With 11.6 billion barrels of oil equivalent to be extracted and Guyana’s lack of capacity to accommodate large vessels with heavy cargo, Mr Hill said Jamaica would be positioning itself to offer such services to the oil-rich South American nation.
“The draught in Guyana – Port Georgetown – is 4 to 6 metres. You can’ take big ships in there so where it must come from? Kingston: The special economic zone. You guys get together, talk it up, make sure people invest because all the break bulk will have to happen here in Kingston,” he told a weekly post-cabinet news conference.
Mr Hill did not discount some of the large shipments to Guyana happening in Florida but said Jamaica needed to make every effort to position itself for the Guyana market. “We need to get that done as a growth area,” he said.
He said after certain legislation is passed, Jamaica would be offering services that Guyana’s oil sector needs. “We have the skills that they don’t now have,” he said, projecting that Guyana’s population would triple in another five years “because the money is coming in (and) we must be there.”
With that island’s banana and bauxite industry having declined, he said Jamaica now had to transform some of its real estate into becoming a logistics hub. “We have to use land well. Land is right next to the port,” he said.

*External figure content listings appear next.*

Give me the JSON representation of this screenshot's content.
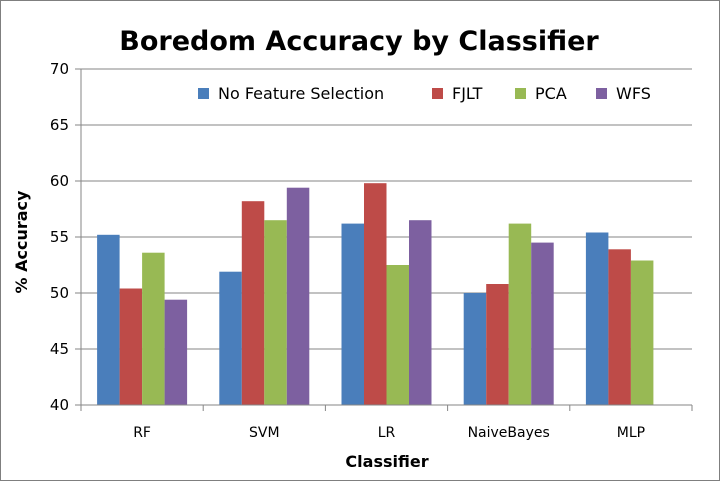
{
  "chart_data": {
    "type": "bar",
    "title": "Boredom Accuracy by Classifier",
    "xlabel": "Classifier",
    "ylabel": "% Accuracy",
    "ylim": [
      40,
      70
    ],
    "yticks": [
      "40",
      "45",
      "50",
      "55",
      "60",
      "65",
      "70"
    ],
    "categories": [
      "RF",
      "SVM",
      "LR",
      "NaiveBayes",
      "MLP"
    ],
    "grid": true,
    "legend_position": "top-right",
    "series": [
      {
        "name": "No Feature Selection",
        "color": "#4a7ebb",
        "values": [
          55.2,
          51.9,
          56.2,
          50.0,
          55.4
        ]
      },
      {
        "name": "FJLT",
        "color": "#be4b48",
        "values": [
          50.4,
          58.2,
          59.8,
          50.8,
          53.9
        ]
      },
      {
        "name": "PCA",
        "color": "#98b954",
        "values": [
          53.6,
          56.5,
          52.5,
          56.2,
          52.9
        ]
      },
      {
        "name": "WFS",
        "color": "#7d60a0",
        "values": [
          49.4,
          59.4,
          56.5,
          54.5,
          null
        ]
      }
    ]
  }
}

The Jamaican Minister said his country was on a drive to further expand its services sector to other Caribbean nations, with inroads already being made in Trinidad and Tobago, Guyana, and the Dominican Republic. The prospects, he said, also looked good in Colombia.
The country also wants to export large quantities of ackee, mangoes and breadfruit flour which is gluten-free, he said.
On account of Jamaica’s small per capita gross domestic product (GDP) of just below US$7,000 and low prospects of the population doubling to 6 million in another 25 to 30 years, he said his country needed to capitalise on foreign markets. “If we have a small per capita GDP and we have a small population, the only way we are going to grow is if we go and find foreign markets,” he said.